Вечером после ужина все собрались в палате у девочек – пели песни, ели колбасу, привезенную из Москвы. В соседней палате сидели вожатые. Пили ликер «Старый Таллин». Лешка, назначенный дежурным по отряду, сбегал и все узнал.
В понедельник их повезли на работу. Нужно было прополоть свеклу. Каждому дали по грядке и по паре перчаток. Их, конечно, предупреждали, что нужно надеть головной убор и длинные штаны, – но кто ж послушал? К двенадцати часам девочки с распухшими красными коленями лежали между грядок и стонали. В час за ними приехал автобус.
Есть никто не мог. Руки ломило. В туалет выстроилась очередь. Алла зашла в грязную темную комнатку и посмотрела в крошечное треснувшее зеркало над умывальником. Лицо было черное. Она сняла перчатки с налипшей грязью. Руки тоже были черные. Алла высморкалась – даже сопли были черные. Алла взяла обмылок и попыталась оттереть грязь. Бесполезно. Она так устала, что не удержалась и расплакалась. В дверь туалета уже стучали.
Неделя прошла как в страшном сне. У Аллы болело все тело. Голова отключилась. Приезжал автобус, они, сонные, садились, до обеда пололи грядки. После обеда – час отдыха и опять на грядки. До шести. На весь отряд – один летний душ. Вода чуть теплая. Одного бака хватало на десять человек. Каждому по пять минут. Они установили график помывки. Пытались экономить воду. Перчатки пришли в негодность. Других не выдавали. Вожатые спасались «Старым Таллином». Круглосуточно.

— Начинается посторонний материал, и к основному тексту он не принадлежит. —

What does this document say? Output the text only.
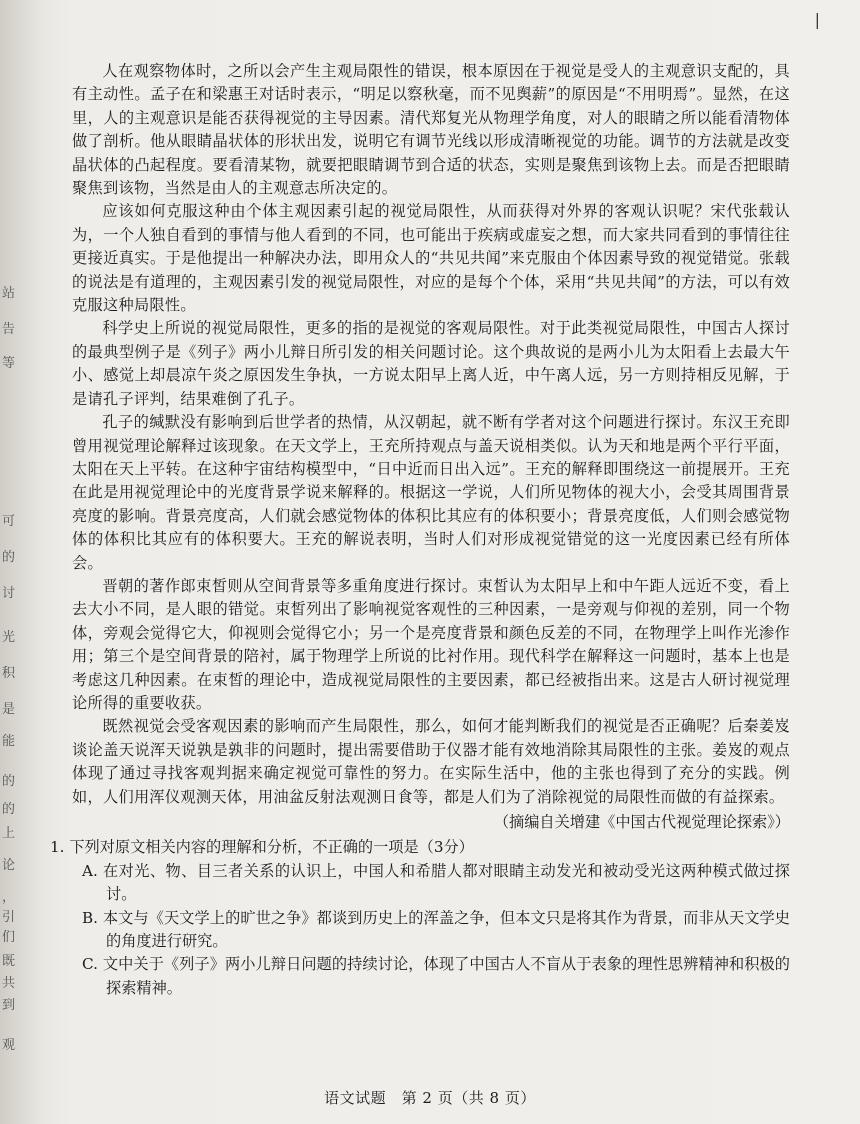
|
站
告
等
可
的
讨
光
积
是
能
的
的
上
论
，
引
们
既
共
到
观

人在观察物体时，之所以会产生主观局限性的错误，根本原因在于视觉是受人的主观意识支配的，具有主动性。孟子在和梁惠王对话时表示，“明足以察秋毫，而不见舆薪”的原因是“不用明焉”。显然，在这里，人的主观意识是能否获得视觉的主导因素。清代郑复光从物理学角度，对人的眼睛之所以能看清物体做了剖析。他从眼睛晶状体的形状出发，说明它有调节光线以形成清晰视觉的功能。调节的方法就是改变晶状体的凸起程度。要看清某物，就要把眼睛调节到合适的状态，实则是聚焦到该物上去。而是否把眼睛聚焦到该物，当然是由人的主观意志所决定的。

应该如何克服这种由个体主观因素引起的视觉局限性，从而获得对外界的客观认识呢？宋代张载认为，一个人独自看到的事情与他人看到的不同，也可能出于疾病或虚妄之想，而大家共同看到的事情往往更接近真实。于是他提出一种解决办法，即用众人的“共见共闻”来克服由个体因素导致的视觉错觉。张载的说法是有道理的，主观因素引发的视觉局限性，对应的是每个个体，采用“共见共闻”的方法，可以有效克服这种局限性。

科学史上所说的视觉局限性，更多的指的是视觉的客观局限性。对于此类视觉局限性，中国古人探讨的最典型例子是《列子》两小儿辩日所引发的相关问题讨论。这个典故说的是两小儿为太阳看上去最大午小、感觉上却晨凉午炎之原因发生争执，一方说太阳早上离人近，中午离人远，另一方则持相反见解，于是请孔子评判，结果难倒了孔子。

孔子的缄默没有影响到后世学者的热情，从汉朝起，就不断有学者对这个问题进行探讨。东汉王充即曾用视觉理论解释过该现象。在天文学上，王充所持观点与盖天说相类似。认为天和地是两个平行平面，太阳在天上平转。在这种宇宙结构模型中，“日中近而日出入远”。王充的解释即围绕这一前提展开。王充在此是用视觉理论中的光度背景学说来解释的。根据这一学说，人们所见物体的视大小，会受其周围背景亮度的影响。背景亮度高，人们就会感觉物体的体积比其应有的体积要小；背景亮度低，人们则会感觉物体的体积比其应有的体积要大。王充的解说表明，当时人们对形成视觉错觉的这一光度因素已经有所体会。

晋朝的著作郎束皙则从空间背景等多重角度进行探讨。束皙认为太阳早上和中午距人远近不变，看上去大小不同，是人眼的错觉。束皙列出了影响视觉客观性的三种因素，一是旁观与仰视的差别，同一个物体，旁观会觉得它大，仰视则会觉得它小；另一个是亮度背景和颜色反差的不同，在物理学上叫作光渗作用；第三个是空间背景的陪衬，属于物理学上所说的比衬作用。现代科学在解释这一问题时，基本上也是考虑这几种因素。在束皙的理论中，造成视觉局限性的主要因素，都已经被指出来。这是古人研讨视觉理论所得的重要收获。

既然视觉会受客观因素的影响而产生局限性，那么，如何才能判断我们的视觉是否正确呢？后秦姜岌谈论盖天说浑天说孰是孰非的问题时，提出需要借助于仪器才能有效地消除其局限性的主张。姜岌的观点体现了通过寻找客观判据来确定视觉可靠性的努力。在实际生活中，他的主张也得到了充分的实践。例如，人们用浑仪观测天体，用油盆反射法观测日食等，都是人们为了消除视觉的局限性而做的有益探索。

（摘编自关增建《中国古代视觉理论探索》）

1. 下列对原文相关内容的理解和分析，不正确的一项是（3分）

A. 在对光、物、目三者关系的认识上，中国人和希腊人都对眼睛主动发光和被动受光这两种模式做过探讨。

B. 本文与《天文学上的旷世之争》都谈到历史上的浑盖之争，但本文只是将其作为背景，而非从天文学史的角度进行研究。

C. 文中关于《列子》两小儿辩日问题的持续讨论，体现了中国古人不盲从于表象的理性思辨精神和积极的探索精神。

语文试题　第 2 页（共 8 页）
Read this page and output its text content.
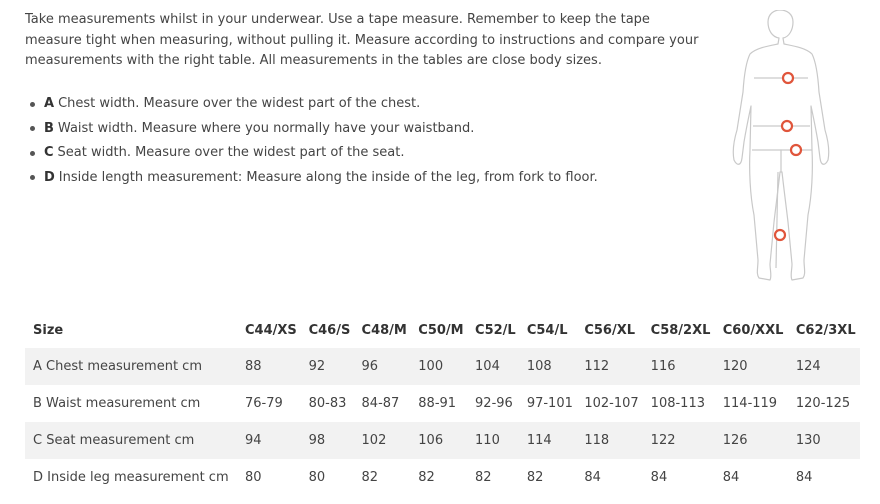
Take measurements whilst in your underwear. Use a tape measure. Remember to keep the tape measure tight when measuring, without pulling it. Measure according to instructions and compare your measurements with the right table. All measurements in the tables are close body sizes.

A Chest width. Measure over the widest part of the chest.
B Waist width. Measure where you normally have your waistband.
C Seat width. Measure over the widest part of the seat.
D Inside length measurement: Measure along the inside of the leg, from fork to floor.
Size	C44/XS	C46/S	C48/M	C50/M	C52/L	C54/L	C56/XL	C58/2XL	C60/XXL	C62/3XL
A Chest measurement cm	88	92	96	100	104	108	112	116	120	124
B Waist measurement cm	76-79	80-83	84-87	88-91	92-96	97-101	102-107	108-113	114-119	120-125
C Seat measurement cm	94	98	102	106	110	114	118	122	126	130
D Inside leg measurement cm	80	80	82	82	82	82	84	84	84	84
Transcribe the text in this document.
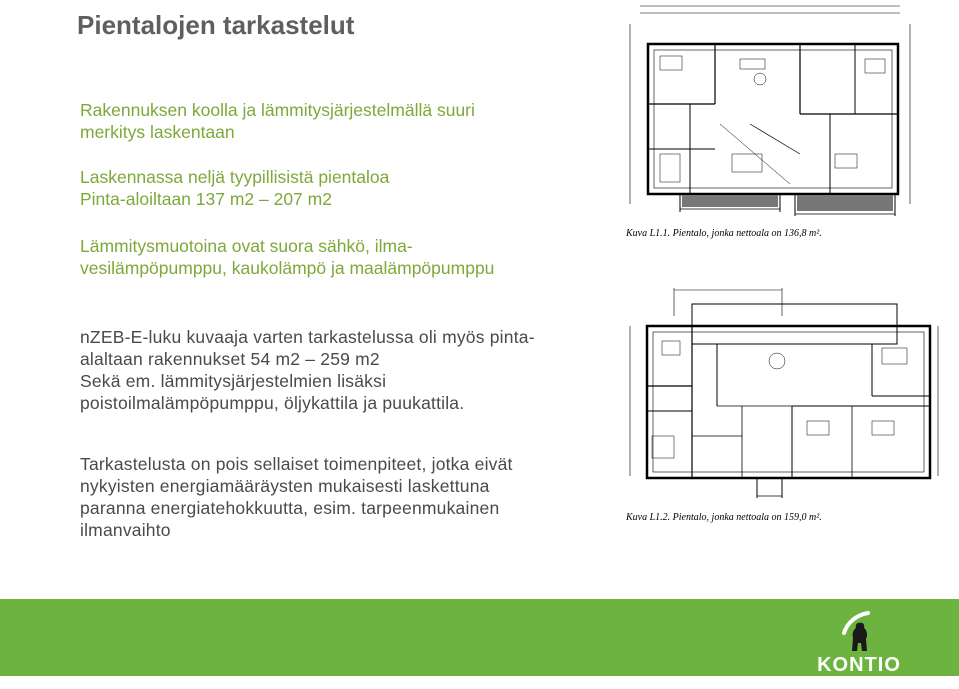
Pientalojen tarkastelut
Rakennuksen koolla ja lämmitysjärjestelmällä suuri
merkitys laskentaan
Laskennassa neljä tyypillisistä pientaloa
Pinta-aloiltaan 137 m2 – 207 m2
Lämmitysmuotoina ovat suora sähkö, ilma-
vesilämpöpumppu, kaukolämpö ja maalämpöpumppu
nZEB-E-luku kuvaaja varten tarkastelussa oli myös pinta-
alaltaan rakennukset 54 m2 – 259 m2
Sekä em. lämmitysjärjestelmien lisäksi
poistoilmalämpöpumppu, öljykattila ja puukattila.
Tarkastelusta on pois sellaiset toimenpiteet, jotka eivät
nykyisten energiamääräysten mukaisesti laskettuna
paranna energiatehokkuutta, esim. tarpeenmukainen
ilmanvaihto
Kuva L1.1. Pientalo, jonka nettoala on 136,8 m².
Kuva L1.2. Pientalo, jonka nettoala on 159,0 m².
KONTIO
HIRSITALOT JA -HUVILAT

Еда, сначала казавшаяся удивительно вкусной, не лезла в горло. Аллу тошнило от одного вида зеленого желе в блюдечке – ревеня. Их каждый день кормили ревенем – суп из ревеня, салат из ревеня, желе из ревеня. Они ели и все равно оставались голодными. Даже пухленькая Ирка стала стройной и неожиданно в ней появилась какая-то изможденная красота.
В пятницу вечером всех повезли на почту – звонить в Москву.
– Леш, позвони ты моей маме. Я не могу. Расплачусь. Она сразу все по голосу поймет. Будет нервничать. Скажи ей, пусть посылку пришлет – с едой, перчатками. И попроси прокладки для меня прислать – женские. И крем для рук. Ладно? Если будет про меня спрашивать, скажи, что я в следующую субботу ей позвоню. А сегодня – на экскурсии. Придумай. Ладно?
– Ладно.
Еще неделю назад Алле бы и в голову не пришло говорить с Лешкой о прокладках. Но за неделю все изменилось. Двери в душевой не было. Сначала девочки загораживали друг друга полотенцами. А потом плюнули. Ребята даже в их сторону не смотрели. А если и смотрели, то только для того, чтобы узнать – когда подойдет их очередь.